La estructura del torneo plantea un desafío logístico y energético significativo, exacerbado por su duración y el número de equipos participantes. El aumento en servicios logísticos y digitales exigirá altos niveles de consumo energético, especialmente en retransmisiones y mantenimiento de infraestructuras.
El transporte aéreo de equipos, personal y aficionados será el principal contribuyente a la huella de carbono del evento. La enorme demanda de recursos tecnológicos y energéticos en las ciudades sedes se sumará a esta presión.
Mundial de fútbol 2026
El torneo no solo representa un reto ambiental, sino también un escenario para la implementación de tecnologías avanzadas. La FIFA desplegará herramientas de inteligencia artificial (IA) para mejorar la experiencia de los árbitros y la seguridad, mientras que los organizadores utilizarán IA en la gestión de infraestructuras.

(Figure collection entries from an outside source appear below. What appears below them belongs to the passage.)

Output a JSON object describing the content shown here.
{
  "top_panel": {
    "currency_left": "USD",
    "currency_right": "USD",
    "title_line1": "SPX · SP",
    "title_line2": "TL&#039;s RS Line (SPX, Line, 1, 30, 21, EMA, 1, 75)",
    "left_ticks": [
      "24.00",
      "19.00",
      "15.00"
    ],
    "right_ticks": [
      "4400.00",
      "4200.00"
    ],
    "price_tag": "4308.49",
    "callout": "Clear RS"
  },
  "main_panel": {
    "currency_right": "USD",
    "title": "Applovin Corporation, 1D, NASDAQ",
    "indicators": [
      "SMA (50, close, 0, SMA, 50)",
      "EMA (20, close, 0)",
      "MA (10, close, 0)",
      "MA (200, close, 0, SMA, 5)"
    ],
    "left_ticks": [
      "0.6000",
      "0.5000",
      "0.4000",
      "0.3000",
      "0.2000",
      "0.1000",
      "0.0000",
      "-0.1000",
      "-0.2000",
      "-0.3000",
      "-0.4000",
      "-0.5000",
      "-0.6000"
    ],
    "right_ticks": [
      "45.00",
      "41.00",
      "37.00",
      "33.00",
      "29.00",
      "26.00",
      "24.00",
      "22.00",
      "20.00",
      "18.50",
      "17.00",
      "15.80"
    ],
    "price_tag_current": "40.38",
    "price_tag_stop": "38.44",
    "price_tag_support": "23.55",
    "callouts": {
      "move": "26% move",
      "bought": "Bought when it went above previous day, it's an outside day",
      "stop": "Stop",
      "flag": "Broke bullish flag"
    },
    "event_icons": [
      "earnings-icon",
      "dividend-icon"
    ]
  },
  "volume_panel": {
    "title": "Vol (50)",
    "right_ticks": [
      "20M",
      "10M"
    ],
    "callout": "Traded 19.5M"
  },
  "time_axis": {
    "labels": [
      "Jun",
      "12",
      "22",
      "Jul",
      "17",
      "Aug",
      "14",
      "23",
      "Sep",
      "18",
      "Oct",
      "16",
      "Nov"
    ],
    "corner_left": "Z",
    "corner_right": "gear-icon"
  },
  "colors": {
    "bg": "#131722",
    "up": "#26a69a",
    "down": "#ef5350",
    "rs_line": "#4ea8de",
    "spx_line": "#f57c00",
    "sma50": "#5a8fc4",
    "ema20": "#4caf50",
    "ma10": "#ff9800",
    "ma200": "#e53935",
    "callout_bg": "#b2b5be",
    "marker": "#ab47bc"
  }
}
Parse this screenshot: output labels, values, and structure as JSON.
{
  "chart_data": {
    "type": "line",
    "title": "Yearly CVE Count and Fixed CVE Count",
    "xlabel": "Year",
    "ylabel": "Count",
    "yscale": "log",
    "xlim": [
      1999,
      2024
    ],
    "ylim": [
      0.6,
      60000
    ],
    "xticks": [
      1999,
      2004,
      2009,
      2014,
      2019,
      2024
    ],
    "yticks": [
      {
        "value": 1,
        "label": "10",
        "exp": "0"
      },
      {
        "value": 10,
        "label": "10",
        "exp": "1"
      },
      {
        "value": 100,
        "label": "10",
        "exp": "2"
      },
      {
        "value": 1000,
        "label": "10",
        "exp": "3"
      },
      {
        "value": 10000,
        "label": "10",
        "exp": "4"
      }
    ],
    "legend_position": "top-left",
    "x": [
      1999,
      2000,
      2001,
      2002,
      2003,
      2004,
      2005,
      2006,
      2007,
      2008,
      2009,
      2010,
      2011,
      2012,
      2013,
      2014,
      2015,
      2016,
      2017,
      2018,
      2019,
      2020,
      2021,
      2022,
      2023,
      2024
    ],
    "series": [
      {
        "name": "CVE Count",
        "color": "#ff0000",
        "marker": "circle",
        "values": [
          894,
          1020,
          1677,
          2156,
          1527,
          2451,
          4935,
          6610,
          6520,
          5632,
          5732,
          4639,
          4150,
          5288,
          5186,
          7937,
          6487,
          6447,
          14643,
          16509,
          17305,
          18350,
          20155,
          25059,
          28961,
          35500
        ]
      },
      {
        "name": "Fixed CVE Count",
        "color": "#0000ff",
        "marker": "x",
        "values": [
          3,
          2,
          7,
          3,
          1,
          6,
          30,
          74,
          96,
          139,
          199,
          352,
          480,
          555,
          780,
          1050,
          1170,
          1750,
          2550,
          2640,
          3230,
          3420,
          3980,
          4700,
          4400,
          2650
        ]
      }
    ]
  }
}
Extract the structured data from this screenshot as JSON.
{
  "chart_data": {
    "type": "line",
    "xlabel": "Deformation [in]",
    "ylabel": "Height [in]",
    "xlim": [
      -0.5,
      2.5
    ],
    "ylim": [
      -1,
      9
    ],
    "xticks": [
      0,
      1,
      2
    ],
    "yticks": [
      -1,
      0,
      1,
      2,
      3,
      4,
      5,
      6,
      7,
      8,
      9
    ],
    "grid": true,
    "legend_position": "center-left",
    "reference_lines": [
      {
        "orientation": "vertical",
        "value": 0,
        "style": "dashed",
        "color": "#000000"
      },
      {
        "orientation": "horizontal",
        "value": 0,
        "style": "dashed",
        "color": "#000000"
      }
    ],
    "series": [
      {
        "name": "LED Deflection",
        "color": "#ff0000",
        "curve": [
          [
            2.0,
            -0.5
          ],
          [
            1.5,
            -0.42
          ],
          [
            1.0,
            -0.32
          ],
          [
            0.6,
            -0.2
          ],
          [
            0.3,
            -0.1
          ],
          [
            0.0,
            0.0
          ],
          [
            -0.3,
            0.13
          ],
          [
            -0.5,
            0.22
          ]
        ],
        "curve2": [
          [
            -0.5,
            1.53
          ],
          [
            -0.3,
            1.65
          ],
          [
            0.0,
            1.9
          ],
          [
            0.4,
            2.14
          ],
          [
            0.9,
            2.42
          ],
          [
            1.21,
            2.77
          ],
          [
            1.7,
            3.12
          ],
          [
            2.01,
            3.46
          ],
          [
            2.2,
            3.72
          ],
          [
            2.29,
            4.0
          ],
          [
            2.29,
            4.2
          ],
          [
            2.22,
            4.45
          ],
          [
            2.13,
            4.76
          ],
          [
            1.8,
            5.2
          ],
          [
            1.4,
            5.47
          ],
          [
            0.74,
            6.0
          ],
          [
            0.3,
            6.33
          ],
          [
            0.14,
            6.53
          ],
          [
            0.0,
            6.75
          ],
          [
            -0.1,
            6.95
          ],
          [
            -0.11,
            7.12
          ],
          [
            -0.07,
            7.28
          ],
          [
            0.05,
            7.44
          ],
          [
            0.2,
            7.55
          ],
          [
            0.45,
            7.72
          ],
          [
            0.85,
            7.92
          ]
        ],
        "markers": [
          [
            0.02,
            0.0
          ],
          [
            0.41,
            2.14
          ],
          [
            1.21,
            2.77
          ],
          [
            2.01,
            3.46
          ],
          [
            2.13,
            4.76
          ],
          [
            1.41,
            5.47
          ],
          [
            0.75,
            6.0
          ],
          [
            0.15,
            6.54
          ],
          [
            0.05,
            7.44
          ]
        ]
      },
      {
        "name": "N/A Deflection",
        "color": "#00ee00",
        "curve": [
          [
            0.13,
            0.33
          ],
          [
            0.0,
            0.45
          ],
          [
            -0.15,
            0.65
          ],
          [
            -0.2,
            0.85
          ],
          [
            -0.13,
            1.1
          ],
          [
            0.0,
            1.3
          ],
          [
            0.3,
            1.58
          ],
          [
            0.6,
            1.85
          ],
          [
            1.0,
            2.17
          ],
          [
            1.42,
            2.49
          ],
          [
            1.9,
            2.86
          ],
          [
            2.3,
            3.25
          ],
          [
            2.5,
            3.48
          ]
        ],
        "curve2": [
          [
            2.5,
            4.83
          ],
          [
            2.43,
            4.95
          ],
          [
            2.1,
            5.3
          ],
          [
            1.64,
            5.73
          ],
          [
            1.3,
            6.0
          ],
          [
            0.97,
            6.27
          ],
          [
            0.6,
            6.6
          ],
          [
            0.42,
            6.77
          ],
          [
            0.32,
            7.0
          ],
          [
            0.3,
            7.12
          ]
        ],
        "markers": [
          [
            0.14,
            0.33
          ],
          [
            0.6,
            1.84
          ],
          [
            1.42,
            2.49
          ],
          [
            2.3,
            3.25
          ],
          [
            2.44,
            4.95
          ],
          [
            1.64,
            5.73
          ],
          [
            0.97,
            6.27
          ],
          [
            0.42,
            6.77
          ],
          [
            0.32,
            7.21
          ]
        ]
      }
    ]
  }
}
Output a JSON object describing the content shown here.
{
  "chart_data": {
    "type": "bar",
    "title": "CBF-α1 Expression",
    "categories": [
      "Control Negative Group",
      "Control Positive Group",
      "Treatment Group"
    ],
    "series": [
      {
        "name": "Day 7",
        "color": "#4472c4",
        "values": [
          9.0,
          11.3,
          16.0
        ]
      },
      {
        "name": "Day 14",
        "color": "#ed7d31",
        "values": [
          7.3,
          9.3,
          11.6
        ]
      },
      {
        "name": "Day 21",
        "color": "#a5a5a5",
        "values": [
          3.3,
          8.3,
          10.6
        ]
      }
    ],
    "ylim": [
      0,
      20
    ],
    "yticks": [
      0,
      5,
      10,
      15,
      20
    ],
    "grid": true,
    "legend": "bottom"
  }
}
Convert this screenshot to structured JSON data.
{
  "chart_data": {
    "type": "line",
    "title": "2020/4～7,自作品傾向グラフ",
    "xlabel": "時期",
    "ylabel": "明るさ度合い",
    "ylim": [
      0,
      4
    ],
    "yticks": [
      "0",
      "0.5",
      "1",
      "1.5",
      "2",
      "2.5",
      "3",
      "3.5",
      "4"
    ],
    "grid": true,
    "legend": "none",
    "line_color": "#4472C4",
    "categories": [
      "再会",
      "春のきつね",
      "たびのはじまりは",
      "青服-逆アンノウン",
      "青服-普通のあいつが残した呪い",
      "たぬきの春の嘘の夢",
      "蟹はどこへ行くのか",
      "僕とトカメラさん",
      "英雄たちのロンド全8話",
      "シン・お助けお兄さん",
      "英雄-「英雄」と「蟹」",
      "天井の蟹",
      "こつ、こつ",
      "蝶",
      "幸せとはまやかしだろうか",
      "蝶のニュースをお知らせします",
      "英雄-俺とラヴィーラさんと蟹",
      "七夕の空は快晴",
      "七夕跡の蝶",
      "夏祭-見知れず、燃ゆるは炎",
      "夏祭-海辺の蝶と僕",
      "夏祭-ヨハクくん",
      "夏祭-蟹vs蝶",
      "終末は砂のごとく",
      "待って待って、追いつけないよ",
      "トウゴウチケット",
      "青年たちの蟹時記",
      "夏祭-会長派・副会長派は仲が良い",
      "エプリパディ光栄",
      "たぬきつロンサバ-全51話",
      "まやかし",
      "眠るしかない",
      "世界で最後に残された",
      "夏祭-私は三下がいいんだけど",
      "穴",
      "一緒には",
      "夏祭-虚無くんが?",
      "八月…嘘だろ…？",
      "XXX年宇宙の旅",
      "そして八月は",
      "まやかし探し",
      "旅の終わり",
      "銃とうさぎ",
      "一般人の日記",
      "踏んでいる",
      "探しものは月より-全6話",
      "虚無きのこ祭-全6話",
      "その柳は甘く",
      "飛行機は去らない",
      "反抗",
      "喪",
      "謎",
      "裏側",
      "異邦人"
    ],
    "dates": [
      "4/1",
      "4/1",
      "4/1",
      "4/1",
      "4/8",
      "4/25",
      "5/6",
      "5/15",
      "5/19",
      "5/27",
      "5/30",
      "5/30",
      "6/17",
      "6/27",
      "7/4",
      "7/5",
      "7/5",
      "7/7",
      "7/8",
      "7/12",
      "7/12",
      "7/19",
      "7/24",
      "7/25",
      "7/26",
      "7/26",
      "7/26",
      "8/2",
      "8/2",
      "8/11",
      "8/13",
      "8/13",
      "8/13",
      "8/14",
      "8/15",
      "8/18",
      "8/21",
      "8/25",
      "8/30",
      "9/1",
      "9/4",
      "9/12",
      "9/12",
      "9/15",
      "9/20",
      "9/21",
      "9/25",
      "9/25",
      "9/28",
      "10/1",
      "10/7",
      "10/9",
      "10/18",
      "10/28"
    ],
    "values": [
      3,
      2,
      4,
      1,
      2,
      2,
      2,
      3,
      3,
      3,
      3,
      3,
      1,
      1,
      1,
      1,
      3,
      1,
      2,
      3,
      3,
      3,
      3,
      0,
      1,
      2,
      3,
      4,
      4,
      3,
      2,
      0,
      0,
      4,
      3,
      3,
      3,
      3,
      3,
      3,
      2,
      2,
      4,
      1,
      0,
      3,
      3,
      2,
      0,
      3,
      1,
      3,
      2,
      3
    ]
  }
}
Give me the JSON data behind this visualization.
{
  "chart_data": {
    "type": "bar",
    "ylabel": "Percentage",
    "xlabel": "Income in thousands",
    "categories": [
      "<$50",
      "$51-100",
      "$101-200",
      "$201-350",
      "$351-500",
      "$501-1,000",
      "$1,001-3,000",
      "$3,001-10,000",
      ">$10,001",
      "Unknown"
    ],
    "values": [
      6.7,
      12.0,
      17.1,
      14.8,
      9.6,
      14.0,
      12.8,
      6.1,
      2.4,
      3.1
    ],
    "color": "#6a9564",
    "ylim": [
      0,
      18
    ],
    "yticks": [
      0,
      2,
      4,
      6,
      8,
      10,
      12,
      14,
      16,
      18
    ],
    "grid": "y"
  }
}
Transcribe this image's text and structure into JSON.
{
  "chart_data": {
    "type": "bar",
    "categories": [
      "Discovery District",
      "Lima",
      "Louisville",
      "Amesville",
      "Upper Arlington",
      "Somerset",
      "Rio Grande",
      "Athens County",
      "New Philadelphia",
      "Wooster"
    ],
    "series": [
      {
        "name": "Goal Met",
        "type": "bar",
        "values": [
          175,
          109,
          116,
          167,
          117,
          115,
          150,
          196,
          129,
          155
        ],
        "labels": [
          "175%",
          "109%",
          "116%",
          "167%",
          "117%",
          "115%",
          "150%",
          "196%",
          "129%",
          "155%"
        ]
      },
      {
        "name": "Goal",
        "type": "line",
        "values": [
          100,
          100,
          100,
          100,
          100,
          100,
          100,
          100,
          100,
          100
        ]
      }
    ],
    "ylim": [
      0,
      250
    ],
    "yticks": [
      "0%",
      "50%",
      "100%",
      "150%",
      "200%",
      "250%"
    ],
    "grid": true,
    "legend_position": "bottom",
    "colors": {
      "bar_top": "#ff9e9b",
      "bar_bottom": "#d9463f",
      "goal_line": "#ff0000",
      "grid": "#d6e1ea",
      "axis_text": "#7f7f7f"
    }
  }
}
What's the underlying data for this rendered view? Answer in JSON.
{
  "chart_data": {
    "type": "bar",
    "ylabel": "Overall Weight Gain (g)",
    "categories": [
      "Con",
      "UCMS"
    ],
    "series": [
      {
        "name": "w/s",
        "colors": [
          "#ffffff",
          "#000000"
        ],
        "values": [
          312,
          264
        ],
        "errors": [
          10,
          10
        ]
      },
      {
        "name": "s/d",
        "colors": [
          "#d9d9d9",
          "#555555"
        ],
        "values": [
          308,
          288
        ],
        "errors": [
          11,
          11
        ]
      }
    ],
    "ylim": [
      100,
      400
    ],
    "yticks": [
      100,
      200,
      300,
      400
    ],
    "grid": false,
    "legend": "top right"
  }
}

Además de las preocupaciones por las emisiones, el estrés térmico en ciudades como Miami, Dallas, Houston y Monterrey representa una amenaza significativa. Estas condiciones han reavivado la discusión sobre la programación de eventos deportivos durante meses más templados o en horarios nocturnos.
Este Mundial no solo será un escaparate de innovación tecnológica, sino también un recordatorio de las contradicciones ambientales inherentes a los megaeventos.
La necesidad de replantear el modelo de estas competiciones se hace cada vez más evidente ante los desafíos climáticos, tecnológicos y económicos.